The rest of the expedition team wasn’t here.

Flick had been sent ahead on a wide recon loop and hadn’t checked back yet, which probably meant he was fine and doing something stupid. Glare had peeled off to guard the southern path with a trio of villagers—his idea, naturally, because apparently dramatic poses required witnesses. Tinker was sent back to the half-elf archive compound, still patching golem circuitry. They weren’t idle. Just spread thin.

Ashring didn’t travel in packs anymore.

It sent pieces.

I gave the villagers instructions: keep fires small, rituals informal, and under no circumstances try to "bless" anything with my name attached. They nodded like I was telling them not to breathe underwater.

Which, to be fair, was still slightly more believable than the phrase "it mimicked our tempo."

We didn’t stay long, left the village before anyone started singing.

Because they were going to.

I could see it in the way one of the kids was tapping the edge of a burned pot. In how two elders leaned toward each other like they were workshopping lyrics. If we stuck around, they’d turn our scrambled defense into a sacred chant.

And if I heard someone call me "The Curved Claw" again, I was going to scream.

Fun fact: I don’t have a curved claw. They just made that up because it sounded cool. Or possibly cursed. I can’t tell with artists.

So we walked.

The mercenaries still hadn’t moved from their lean on the village wall, but they watched us leave like they were already filing a report.

No one waved.

No one burned incense.

Probably for the best.

Outside the village, the trail was half-buried. Ash and slush. Broken mosscrete. No clear route.

Didn’t matter.

We weren’t going far.

Just out. Just enough to breathe. Or try to at least.

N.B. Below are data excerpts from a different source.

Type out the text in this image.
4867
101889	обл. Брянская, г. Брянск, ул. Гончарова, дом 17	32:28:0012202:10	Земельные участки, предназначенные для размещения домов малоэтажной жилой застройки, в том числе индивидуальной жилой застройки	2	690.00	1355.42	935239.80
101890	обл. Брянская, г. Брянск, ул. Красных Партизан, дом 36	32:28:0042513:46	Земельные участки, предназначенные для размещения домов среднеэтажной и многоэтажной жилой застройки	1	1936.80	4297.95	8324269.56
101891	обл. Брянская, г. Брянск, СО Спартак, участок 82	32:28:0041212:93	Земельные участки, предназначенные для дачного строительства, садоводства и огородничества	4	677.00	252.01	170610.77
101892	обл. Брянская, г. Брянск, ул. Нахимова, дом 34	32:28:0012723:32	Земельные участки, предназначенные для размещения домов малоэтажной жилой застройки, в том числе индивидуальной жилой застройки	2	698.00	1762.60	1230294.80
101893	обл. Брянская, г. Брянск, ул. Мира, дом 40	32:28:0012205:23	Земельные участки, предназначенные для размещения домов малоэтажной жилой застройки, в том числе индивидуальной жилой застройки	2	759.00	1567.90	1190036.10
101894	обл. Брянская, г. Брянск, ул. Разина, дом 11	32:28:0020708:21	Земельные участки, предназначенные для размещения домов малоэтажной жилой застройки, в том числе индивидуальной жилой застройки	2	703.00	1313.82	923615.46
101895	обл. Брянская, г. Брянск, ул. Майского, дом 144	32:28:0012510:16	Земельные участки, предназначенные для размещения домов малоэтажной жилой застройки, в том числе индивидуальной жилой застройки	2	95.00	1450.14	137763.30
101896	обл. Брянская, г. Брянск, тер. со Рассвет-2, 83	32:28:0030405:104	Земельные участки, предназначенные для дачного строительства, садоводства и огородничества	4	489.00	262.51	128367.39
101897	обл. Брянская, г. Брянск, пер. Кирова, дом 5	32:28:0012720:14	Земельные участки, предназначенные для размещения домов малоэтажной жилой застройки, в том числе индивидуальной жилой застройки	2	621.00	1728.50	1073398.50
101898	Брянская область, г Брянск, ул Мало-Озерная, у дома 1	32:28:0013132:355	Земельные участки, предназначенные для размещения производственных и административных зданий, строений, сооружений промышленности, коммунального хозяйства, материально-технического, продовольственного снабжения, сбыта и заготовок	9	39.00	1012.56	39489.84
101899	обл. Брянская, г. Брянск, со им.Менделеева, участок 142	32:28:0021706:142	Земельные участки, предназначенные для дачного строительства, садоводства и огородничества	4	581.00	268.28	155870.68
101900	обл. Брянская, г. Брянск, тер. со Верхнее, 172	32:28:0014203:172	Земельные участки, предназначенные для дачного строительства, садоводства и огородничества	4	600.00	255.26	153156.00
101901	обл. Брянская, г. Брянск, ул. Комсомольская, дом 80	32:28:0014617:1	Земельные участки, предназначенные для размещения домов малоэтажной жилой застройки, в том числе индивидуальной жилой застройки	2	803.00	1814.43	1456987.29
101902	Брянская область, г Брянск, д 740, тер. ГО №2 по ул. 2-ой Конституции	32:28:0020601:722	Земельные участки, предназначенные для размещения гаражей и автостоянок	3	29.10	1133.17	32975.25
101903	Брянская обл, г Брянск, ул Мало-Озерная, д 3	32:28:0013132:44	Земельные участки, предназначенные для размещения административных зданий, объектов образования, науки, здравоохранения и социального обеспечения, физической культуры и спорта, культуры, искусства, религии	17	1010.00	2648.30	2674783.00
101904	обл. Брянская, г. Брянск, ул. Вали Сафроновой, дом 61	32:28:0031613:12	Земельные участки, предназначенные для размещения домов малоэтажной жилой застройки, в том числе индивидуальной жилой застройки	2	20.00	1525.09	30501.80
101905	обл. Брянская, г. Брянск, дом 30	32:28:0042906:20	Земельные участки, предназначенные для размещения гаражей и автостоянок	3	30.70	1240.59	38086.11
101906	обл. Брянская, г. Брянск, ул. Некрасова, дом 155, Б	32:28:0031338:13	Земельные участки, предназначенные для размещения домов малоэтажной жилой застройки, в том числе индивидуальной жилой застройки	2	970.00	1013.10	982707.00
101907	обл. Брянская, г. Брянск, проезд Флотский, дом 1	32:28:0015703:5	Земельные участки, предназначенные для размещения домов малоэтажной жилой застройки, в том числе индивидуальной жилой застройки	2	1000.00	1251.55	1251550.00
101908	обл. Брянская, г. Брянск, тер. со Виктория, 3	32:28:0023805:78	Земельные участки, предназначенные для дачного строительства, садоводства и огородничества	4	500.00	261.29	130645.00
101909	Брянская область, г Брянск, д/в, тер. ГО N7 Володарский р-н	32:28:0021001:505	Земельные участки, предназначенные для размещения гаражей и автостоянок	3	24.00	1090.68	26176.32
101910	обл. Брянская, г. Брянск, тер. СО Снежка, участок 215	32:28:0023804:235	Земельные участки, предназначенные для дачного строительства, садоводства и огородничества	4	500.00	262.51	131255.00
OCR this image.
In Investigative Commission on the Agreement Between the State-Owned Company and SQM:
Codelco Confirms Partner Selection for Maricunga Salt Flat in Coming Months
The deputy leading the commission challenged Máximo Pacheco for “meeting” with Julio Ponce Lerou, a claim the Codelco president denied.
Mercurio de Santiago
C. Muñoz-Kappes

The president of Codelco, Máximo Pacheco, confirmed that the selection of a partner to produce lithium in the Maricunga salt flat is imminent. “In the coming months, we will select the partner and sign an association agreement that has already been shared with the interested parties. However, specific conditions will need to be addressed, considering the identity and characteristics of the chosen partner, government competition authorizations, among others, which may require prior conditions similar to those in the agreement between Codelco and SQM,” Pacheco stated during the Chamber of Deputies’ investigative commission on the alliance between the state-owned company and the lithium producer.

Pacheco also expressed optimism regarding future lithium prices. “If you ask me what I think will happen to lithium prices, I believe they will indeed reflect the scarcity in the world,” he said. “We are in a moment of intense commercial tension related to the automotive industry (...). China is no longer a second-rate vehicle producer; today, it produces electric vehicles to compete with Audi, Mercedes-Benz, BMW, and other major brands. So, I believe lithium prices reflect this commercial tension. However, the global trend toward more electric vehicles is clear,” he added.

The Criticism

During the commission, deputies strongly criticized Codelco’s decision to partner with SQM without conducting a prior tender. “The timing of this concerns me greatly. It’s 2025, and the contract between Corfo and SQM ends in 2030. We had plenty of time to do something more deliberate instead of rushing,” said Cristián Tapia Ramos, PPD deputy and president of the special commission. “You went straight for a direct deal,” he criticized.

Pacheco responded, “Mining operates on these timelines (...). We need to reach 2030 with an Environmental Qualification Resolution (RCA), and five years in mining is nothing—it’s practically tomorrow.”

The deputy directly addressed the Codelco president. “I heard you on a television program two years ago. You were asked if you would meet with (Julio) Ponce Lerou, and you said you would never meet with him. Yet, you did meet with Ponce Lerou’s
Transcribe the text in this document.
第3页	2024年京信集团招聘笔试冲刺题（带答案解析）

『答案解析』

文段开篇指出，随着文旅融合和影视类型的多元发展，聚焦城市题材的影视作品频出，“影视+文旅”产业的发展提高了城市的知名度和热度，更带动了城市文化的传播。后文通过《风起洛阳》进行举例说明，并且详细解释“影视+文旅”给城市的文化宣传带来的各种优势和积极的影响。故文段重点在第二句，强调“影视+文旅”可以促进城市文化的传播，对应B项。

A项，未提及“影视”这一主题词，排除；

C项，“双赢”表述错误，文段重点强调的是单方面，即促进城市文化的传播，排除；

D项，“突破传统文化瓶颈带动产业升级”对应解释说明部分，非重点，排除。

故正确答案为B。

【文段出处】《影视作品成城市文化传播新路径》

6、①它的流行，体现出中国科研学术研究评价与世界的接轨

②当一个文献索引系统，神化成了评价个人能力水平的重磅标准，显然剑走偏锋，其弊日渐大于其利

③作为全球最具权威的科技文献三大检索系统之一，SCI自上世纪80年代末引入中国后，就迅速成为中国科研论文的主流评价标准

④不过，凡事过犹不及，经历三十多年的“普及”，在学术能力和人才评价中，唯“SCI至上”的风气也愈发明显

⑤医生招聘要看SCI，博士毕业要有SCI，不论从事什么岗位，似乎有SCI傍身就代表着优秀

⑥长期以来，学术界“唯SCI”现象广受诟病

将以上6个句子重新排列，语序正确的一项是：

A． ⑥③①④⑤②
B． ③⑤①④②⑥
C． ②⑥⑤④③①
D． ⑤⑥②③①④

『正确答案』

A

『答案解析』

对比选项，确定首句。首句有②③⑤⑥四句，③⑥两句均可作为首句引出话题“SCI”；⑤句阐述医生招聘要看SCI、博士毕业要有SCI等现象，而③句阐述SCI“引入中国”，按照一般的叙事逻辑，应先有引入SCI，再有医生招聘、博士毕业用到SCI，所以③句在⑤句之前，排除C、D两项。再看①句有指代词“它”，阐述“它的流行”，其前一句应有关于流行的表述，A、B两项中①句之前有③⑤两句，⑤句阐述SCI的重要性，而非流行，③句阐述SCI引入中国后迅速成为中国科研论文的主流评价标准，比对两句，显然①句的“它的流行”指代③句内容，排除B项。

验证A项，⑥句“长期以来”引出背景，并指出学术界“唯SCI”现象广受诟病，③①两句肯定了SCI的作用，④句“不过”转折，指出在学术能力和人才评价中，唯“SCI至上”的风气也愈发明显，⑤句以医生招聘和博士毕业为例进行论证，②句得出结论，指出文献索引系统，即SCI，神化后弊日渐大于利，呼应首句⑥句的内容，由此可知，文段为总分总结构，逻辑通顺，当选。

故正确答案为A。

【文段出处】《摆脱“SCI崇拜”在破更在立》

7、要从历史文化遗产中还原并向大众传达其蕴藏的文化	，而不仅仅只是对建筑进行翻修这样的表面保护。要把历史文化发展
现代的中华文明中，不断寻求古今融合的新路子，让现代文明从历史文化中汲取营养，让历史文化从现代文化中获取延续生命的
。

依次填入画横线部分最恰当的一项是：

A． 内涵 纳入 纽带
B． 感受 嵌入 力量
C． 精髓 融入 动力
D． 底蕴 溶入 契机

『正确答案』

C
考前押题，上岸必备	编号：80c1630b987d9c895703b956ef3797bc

I slowed once the tree line hit. Dropped to a crouch. Let my claws dig into the half-frozen earth.

Cinders plopped down next to me with a sigh. "We’re losing this."

I didn’t ask what she meant. It could’ve been the village, the myth, the system, or just the battle for her own nerves.

Probably all of it.

She looked younger when he was mad. Not like a soldier. Like a kid who just realized the world didn’t come with a manual.

I wanted to tell her we were doing fine. That this was the job. That some battles aren’t meant to be won, just survived loudly enough that the world notices.

I didn’t say any of that. Mostly because I didn’t believe it yet.

So I ignored her.

"We track the pulse trail," I said.

Relay blinked. "You saw one?"

I nodded. "Sort of. The fire pulled in before the construct dropped. Like a sinkhole made of heat. That didn’t just happen. Something called it."

"You think it came from the mimic base?"

"I think it came from wherever they’re writing this new version of me."

The wind shifted.

Behind us, a smoke line curled into view. Faint. Weird color.

Relay stood first.

"That’s not from the village."

Cinders was already pulling her spoon-sling.

I stood slower. Brushed the ash off my coat.

"That’s our next stop."

And just like that, the breathing room was gone.

Because somewhere nearby, someone had rewritten my story.

And I was going to find the edit. Then burn the publisher.